Краска бросается Боре в лицо. Он весь сжимается. Какой-то холод возникает в груди.
— Я не люблю грубых слов, но, в сущности…
— Ну, а вы?
— На пари.
— Что?
— На пари все это…
— Пари? Я что-то начинаю понимать. Впрочем, это слишком ужасно.
— Ничего ужасного. Я держал пари с Ксенией Эразмовной (да, это не секрет, с Ксенией Эразмовной), она говорила, нет, а я да. Но этого мало я должен был убедиться. Таковы условия.
Боря кладет голову на мокрую скатерть, на пролитое вино, какой-то вкус странный, соленый, это должно быть слезы, и еще чем-то пахнет — скатертью должно быть.

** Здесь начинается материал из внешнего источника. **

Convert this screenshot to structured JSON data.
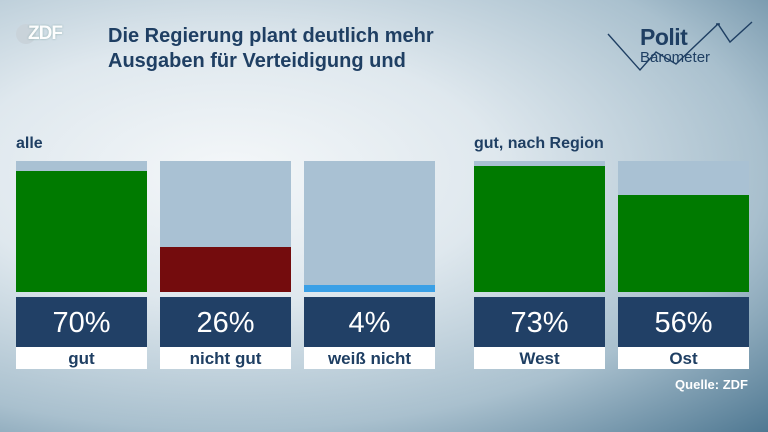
{
  "header": {
    "logo": "ZDF",
    "title_line1": "Die Regierung plant deutlich mehr",
    "title_line2": "Ausgaben für Verteidigung und",
    "brand_line1": "Polit",
    "brand_line2": "Barometer"
  },
  "source": "Quelle: ZDF",
  "colors": {
    "positive": "#007a00",
    "negative": "#740c0d",
    "neutral": "#3aa0e6",
    "bar_background": "#a9c1d3",
    "value_box": "#214066"
  },
  "chart_data": [
    {
      "type": "bar",
      "group_label": "alle",
      "categories": [
        "gut",
        "nicht gut",
        "weiß nicht"
      ],
      "values": [
        70,
        26,
        4
      ],
      "value_labels": [
        "70%",
        "26%",
        "4%"
      ],
      "colors": [
        "#007a00",
        "#740c0d",
        "#3aa0e6"
      ],
      "ylim": [
        0,
        76
      ]
    },
    {
      "type": "bar",
      "group_label": "gut, nach Region",
      "categories": [
        "West",
        "Ost"
      ],
      "values": [
        73,
        56
      ],
      "value_labels": [
        "73%",
        "56%"
      ],
      "colors": [
        "#007a00",
        "#007a00"
      ],
      "ylim": [
        0,
        76
      ]
    }
  ]
}
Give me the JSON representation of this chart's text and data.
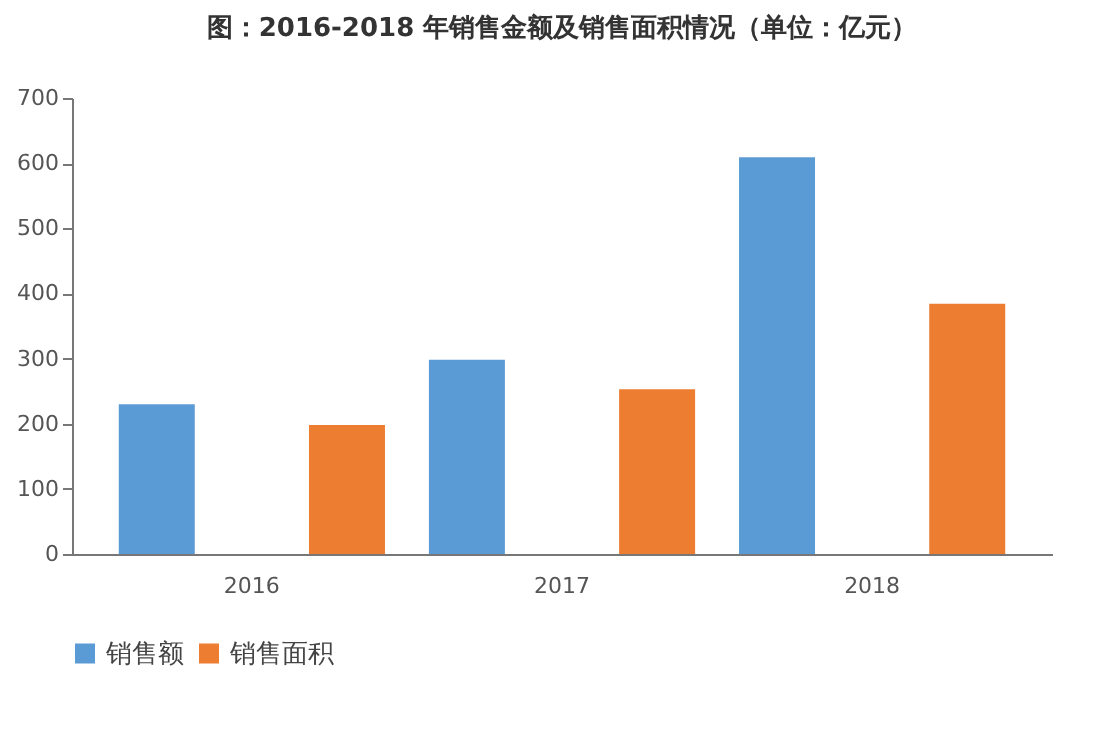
{
  "chart_data": {
    "type": "bar",
    "title": "图：2016-2018 年销售金额及销售面积情况（单位：亿元）",
    "categories": [
      "2016",
      "2017",
      "2018"
    ],
    "series": [
      {
        "name": "销售额",
        "color": "#5b9bd5",
        "values": [
          230,
          298,
          609
        ]
      },
      {
        "name": "销售面积",
        "color": "#ed7d31",
        "values": [
          198,
          253,
          384
        ]
      }
    ],
    "ylim": [
      0,
      700
    ],
    "yticks": [
      0,
      100,
      200,
      300,
      400,
      500,
      600,
      700
    ],
    "grid": false,
    "legend": "bottom"
  }
}
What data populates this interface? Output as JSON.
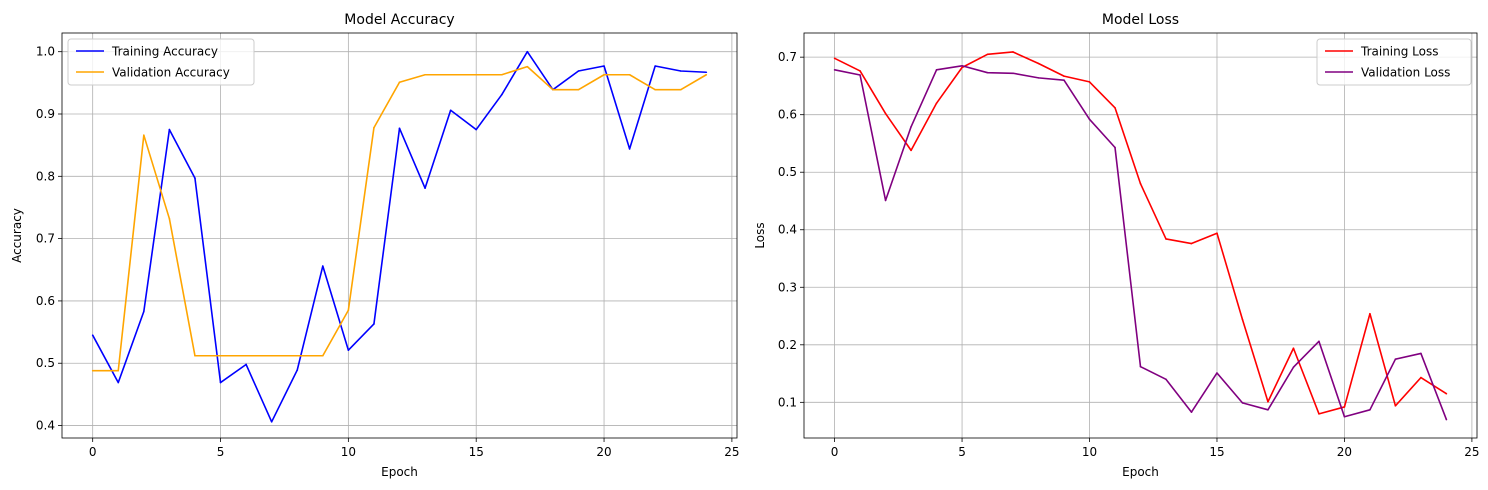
{
  "chart_data": [
    {
      "type": "line",
      "title": "Model Accuracy",
      "xlabel": "Epoch",
      "ylabel": "Accuracy",
      "xlim": [
        -1.2,
        25.2
      ],
      "ylim": [
        0.38,
        1.03
      ],
      "xticks": [
        0,
        5,
        10,
        15,
        20,
        25
      ],
      "yticks": [
        0.4,
        0.5,
        0.6,
        0.7,
        0.8,
        0.9,
        1.0
      ],
      "ytick_labels": [
        "0.4",
        "0.5",
        "0.6",
        "0.7",
        "0.8",
        "0.9",
        "1.0"
      ],
      "grid": true,
      "legend_position": "top-left",
      "x": [
        0,
        1,
        2,
        3,
        4,
        5,
        6,
        7,
        8,
        9,
        10,
        11,
        12,
        13,
        14,
        15,
        16,
        17,
        18,
        19,
        20,
        21,
        22,
        23,
        24
      ],
      "series": [
        {
          "name": "Training Accuracy",
          "color": "#0000ff",
          "values": [
            0.545,
            0.469,
            0.583,
            0.875,
            0.797,
            0.469,
            0.498,
            0.406,
            0.489,
            0.656,
            0.521,
            0.563,
            0.877,
            0.781,
            0.906,
            0.875,
            0.931,
            1.0,
            0.939,
            0.969,
            0.977,
            0.844,
            0.977,
            0.969,
            0.967
          ]
        },
        {
          "name": "Validation Accuracy",
          "color": "#ffa500",
          "values": [
            0.488,
            0.488,
            0.866,
            0.732,
            0.512,
            0.512,
            0.512,
            0.512,
            0.512,
            0.512,
            0.585,
            0.878,
            0.951,
            0.963,
            0.963,
            0.963,
            0.963,
            0.976,
            0.939,
            0.939,
            0.963,
            0.963,
            0.939,
            0.939,
            0.963
          ]
        }
      ]
    },
    {
      "type": "line",
      "title": "Model Loss",
      "xlabel": "Epoch",
      "ylabel": "Loss",
      "xlim": [
        -1.2,
        25.2
      ],
      "ylim": [
        0.038,
        0.742
      ],
      "xticks": [
        0,
        5,
        10,
        15,
        20,
        25
      ],
      "yticks": [
        0.1,
        0.2,
        0.3,
        0.4,
        0.5,
        0.6,
        0.7
      ],
      "ytick_labels": [
        "0.1",
        "0.2",
        "0.3",
        "0.4",
        "0.5",
        "0.6",
        "0.7"
      ],
      "grid": true,
      "legend_position": "top-right",
      "x": [
        0,
        1,
        2,
        3,
        4,
        5,
        6,
        7,
        8,
        9,
        10,
        11,
        12,
        13,
        14,
        15,
        16,
        17,
        18,
        19,
        20,
        21,
        22,
        23,
        24
      ],
      "series": [
        {
          "name": "Training Loss",
          "color": "#ff0000",
          "values": [
            0.698,
            0.676,
            0.602,
            0.538,
            0.62,
            0.682,
            0.705,
            0.709,
            0.689,
            0.667,
            0.657,
            0.612,
            0.48,
            0.384,
            0.376,
            0.394,
            0.244,
            0.101,
            0.194,
            0.08,
            0.092,
            0.254,
            0.094,
            0.143,
            0.115
          ]
        },
        {
          "name": "Validation Loss",
          "color": "#800080",
          "values": [
            0.678,
            0.669,
            0.451,
            0.579,
            0.678,
            0.685,
            0.673,
            0.672,
            0.664,
            0.66,
            0.592,
            0.543,
            0.162,
            0.14,
            0.083,
            0.151,
            0.099,
            0.087,
            0.161,
            0.206,
            0.075,
            0.087,
            0.175,
            0.185,
            0.07
          ]
        }
      ]
    }
  ]
}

— Вы плачете? Это не годится. Впрочем, вам все можно.
— Ведь это же называется… Ведь за это… Ведь я все-таки мужчина. За это дуэль, за это бьют, я не знаю — Карлуша бы ударил.

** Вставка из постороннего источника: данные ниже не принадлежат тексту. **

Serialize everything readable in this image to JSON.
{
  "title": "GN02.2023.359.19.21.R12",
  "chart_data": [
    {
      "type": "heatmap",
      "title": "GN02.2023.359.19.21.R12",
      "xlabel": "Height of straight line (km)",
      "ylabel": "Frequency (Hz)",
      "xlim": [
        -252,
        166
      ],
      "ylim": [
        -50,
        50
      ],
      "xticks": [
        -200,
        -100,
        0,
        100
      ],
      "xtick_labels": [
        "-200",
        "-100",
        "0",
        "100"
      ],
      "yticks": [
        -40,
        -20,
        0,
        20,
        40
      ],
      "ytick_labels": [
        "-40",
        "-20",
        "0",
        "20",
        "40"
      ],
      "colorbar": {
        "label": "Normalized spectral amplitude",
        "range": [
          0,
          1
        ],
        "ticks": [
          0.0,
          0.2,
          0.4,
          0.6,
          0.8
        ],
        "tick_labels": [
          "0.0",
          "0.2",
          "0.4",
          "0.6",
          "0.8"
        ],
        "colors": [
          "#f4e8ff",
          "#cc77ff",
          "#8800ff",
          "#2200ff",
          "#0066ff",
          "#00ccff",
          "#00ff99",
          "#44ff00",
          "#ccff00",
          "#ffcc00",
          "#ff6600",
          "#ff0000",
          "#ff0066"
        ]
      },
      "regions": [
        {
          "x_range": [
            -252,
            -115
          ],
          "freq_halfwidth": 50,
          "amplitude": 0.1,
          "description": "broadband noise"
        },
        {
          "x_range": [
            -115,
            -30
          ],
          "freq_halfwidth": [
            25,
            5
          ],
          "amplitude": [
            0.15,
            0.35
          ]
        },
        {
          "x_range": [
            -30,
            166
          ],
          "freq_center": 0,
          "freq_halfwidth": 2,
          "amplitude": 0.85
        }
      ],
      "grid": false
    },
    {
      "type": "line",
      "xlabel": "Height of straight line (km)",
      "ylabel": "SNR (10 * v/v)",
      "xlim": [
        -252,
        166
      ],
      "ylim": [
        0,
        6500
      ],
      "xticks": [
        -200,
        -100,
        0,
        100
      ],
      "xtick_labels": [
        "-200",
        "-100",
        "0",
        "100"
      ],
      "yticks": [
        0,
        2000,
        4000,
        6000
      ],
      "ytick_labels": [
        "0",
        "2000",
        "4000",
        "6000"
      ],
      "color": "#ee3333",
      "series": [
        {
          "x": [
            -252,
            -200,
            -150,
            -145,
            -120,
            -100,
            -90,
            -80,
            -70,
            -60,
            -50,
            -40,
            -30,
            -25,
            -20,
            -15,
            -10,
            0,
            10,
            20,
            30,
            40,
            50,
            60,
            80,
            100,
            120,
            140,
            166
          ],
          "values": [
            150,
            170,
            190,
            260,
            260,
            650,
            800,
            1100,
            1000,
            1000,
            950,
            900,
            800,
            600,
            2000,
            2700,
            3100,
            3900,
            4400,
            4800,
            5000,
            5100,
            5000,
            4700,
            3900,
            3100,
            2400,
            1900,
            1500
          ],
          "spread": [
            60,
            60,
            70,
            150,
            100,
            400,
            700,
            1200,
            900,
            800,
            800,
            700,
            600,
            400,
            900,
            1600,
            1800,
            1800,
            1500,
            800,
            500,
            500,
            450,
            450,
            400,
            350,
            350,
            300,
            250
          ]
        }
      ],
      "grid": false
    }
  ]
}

— Действуйте, как находите наиболее подходящим к данному случаю.
— Что это за голос? Совсем чужой? Или это он притворяется.
— На вашу долю, Борис Арнольдович, 7 р. 50 к.

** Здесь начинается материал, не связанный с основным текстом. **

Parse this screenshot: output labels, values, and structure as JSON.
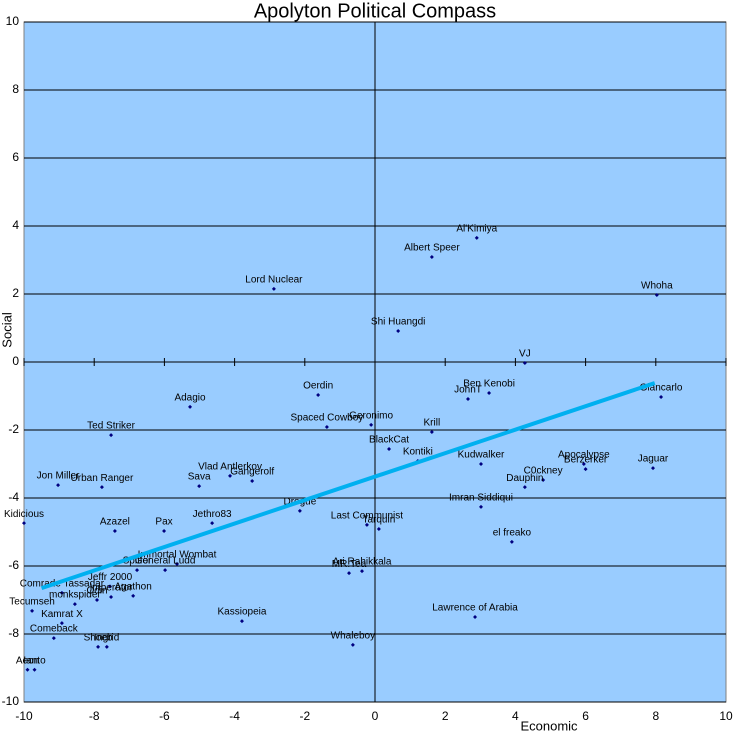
{
  "chart_data": {
    "type": "scatter",
    "title": "Apolyton Political Compass",
    "x_label": "Economic",
    "y_label": "Social",
    "xlim": [
      -10,
      10
    ],
    "ylim": [
      -10,
      10
    ],
    "xticks": [
      -10,
      -8,
      -6,
      -4,
      -2,
      0,
      2,
      4,
      6,
      8,
      10
    ],
    "yticks": [
      -10,
      -8,
      -6,
      -4,
      -2,
      0,
      2,
      4,
      6,
      8,
      10
    ],
    "grid": true,
    "background": "#99ccff",
    "color": "#000080",
    "point_labels": [
      "Al'Kimiya",
      "Albert Speer",
      "Lord Nuclear",
      "Whoha",
      "Shi Huangdi",
      "VJ",
      "Ben Kenobi",
      "JohnT",
      "Giancarlo",
      "Adagio",
      "Oerdin",
      "Ted Striker",
      "Spaced Cowboy",
      "Geronimo",
      "Krill",
      "BlackCat",
      "Kontiki",
      "Kudwalker",
      "Apocalypse",
      "Berzerker",
      "Jaguar",
      "C0ckney",
      "Dauphin",
      "Jon Miller",
      "Urban Ranger",
      "Vlad Antlerkov",
      "Gangerolf",
      "Sava",
      "Imran Siddiqui",
      "Drogue",
      "Kidicious",
      "Jethro83",
      "Azazel",
      "Pax",
      "Last Communist",
      "Tarquin",
      "el freako",
      "Immortal Wombat",
      "General Ludd",
      "Spiffor",
      "Ari Rahikkala",
      "MR.Tea",
      "Comrade Tassadar",
      "Jeffr 2000",
      "Imperator",
      "Agathon",
      "Odin",
      "Tecumseh",
      "monkspider",
      "Kassiopeia",
      "Lawrence of Arabia",
      "Kamrat X",
      "Comeback",
      "Ingrid",
      "Shoeb",
      "Whaleboy",
      "Aeon",
      "Ianto"
    ],
    "x": [
      2.9,
      1.62,
      -2.88,
      8.03,
      0.66,
      4.27,
      3.25,
      2.65,
      8.15,
      -5.27,
      -1.62,
      -7.52,
      -1.37,
      -0.11,
      1.62,
      0.4,
      1.22,
      3.02,
      5.95,
      6.0,
      7.92,
      4.79,
      4.27,
      -9.03,
      -7.78,
      -4.13,
      -3.5,
      -5.01,
      3.02,
      -2.14,
      -10,
      -4.64,
      -7.41,
      -6.01,
      -0.23,
      0.11,
      3.9,
      -5.64,
      -5.98,
      -6.78,
      -0.37,
      -0.74,
      -8.92,
      -7.55,
      -7.52,
      -6.89,
      -7.92,
      -9.77,
      -8.55,
      -3.79,
      2.85,
      -8.92,
      -9.15,
      -7.64,
      -7.89,
      -0.63,
      -9.9,
      -9.7
    ],
    "values": [
      3.65,
      3.09,
      2.15,
      1.97,
      0.91,
      -0.03,
      -0.91,
      -1.09,
      -1.03,
      -1.32,
      -0.97,
      -2.15,
      -1.91,
      -1.85,
      -2.06,
      -2.56,
      -2.91,
      -3.0,
      -3.0,
      -3.15,
      -3.12,
      -3.47,
      -3.68,
      -3.62,
      -3.68,
      -3.35,
      -3.5,
      -3.65,
      -4.26,
      -4.38,
      -4.74,
      -4.74,
      -4.97,
      -4.97,
      -4.79,
      -4.91,
      -5.29,
      -5.94,
      -6.12,
      -6.12,
      -6.15,
      -6.21,
      -6.79,
      -6.6,
      -6.91,
      -6.88,
      -7.0,
      -7.32,
      -7.12,
      -7.62,
      -7.5,
      -7.68,
      -8.12,
      -8.38,
      -8.38,
      -8.32,
      -9.05,
      -9.05
    ],
    "trendline": {
      "x": [
        -9.5,
        7.97
      ],
      "y": [
        -6.65,
        -0.62
      ],
      "color": "#00b0f0"
    }
  }
}
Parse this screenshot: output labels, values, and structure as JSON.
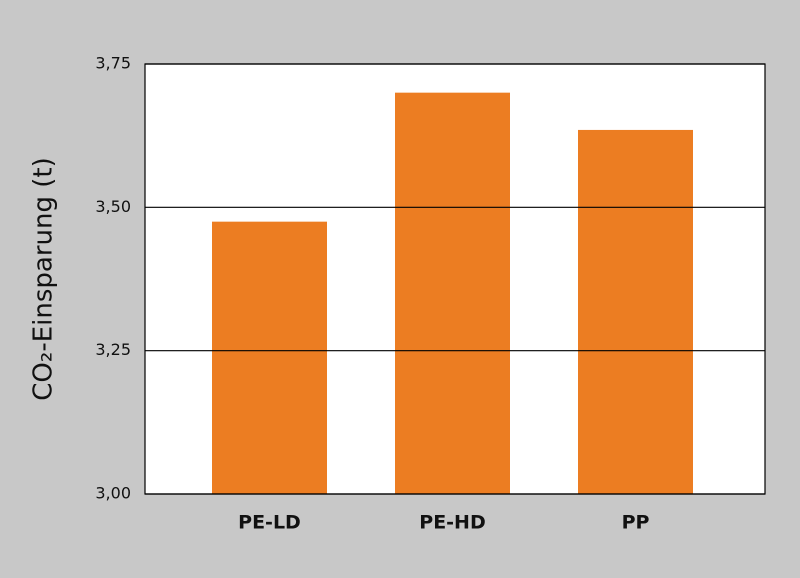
{
  "chart_data": {
    "type": "bar",
    "y_label": "CO₂-Einsparung (t)",
    "categories": [
      "PE-LD",
      "PE-HD",
      "PP"
    ],
    "values": [
      3.475,
      3.7,
      3.635
    ],
    "color": "#ec7d22",
    "ylim": [
      3.0,
      3.75
    ],
    "yticks": [
      {
        "value": 3.0,
        "label": "3,00"
      },
      {
        "value": 3.25,
        "label": "3,25"
      },
      {
        "value": 3.5,
        "label": "3,50"
      },
      {
        "value": 3.75,
        "label": "3,75"
      }
    ],
    "grid": true
  }
}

Боря хватается за бумажник, открывает, перебирает квитанции, записки, смятое письмо. Вот 5 рублей. Где же еще? В кошельке 60 к. мелочью. Почему я не зашел сегодня к Трубниковым? Сегодня месяц. Получил бы за урок 25 р. Можно было бы небрежно скомкать бумажку и швырнуть в лицо Эдуарда Францевича. А теперь пришлось, краснеть и, заикаясь, говорить:
— У меня не хватает, я вам отдам завтра же и потом за извозчика еще. Вот 5 р. пока.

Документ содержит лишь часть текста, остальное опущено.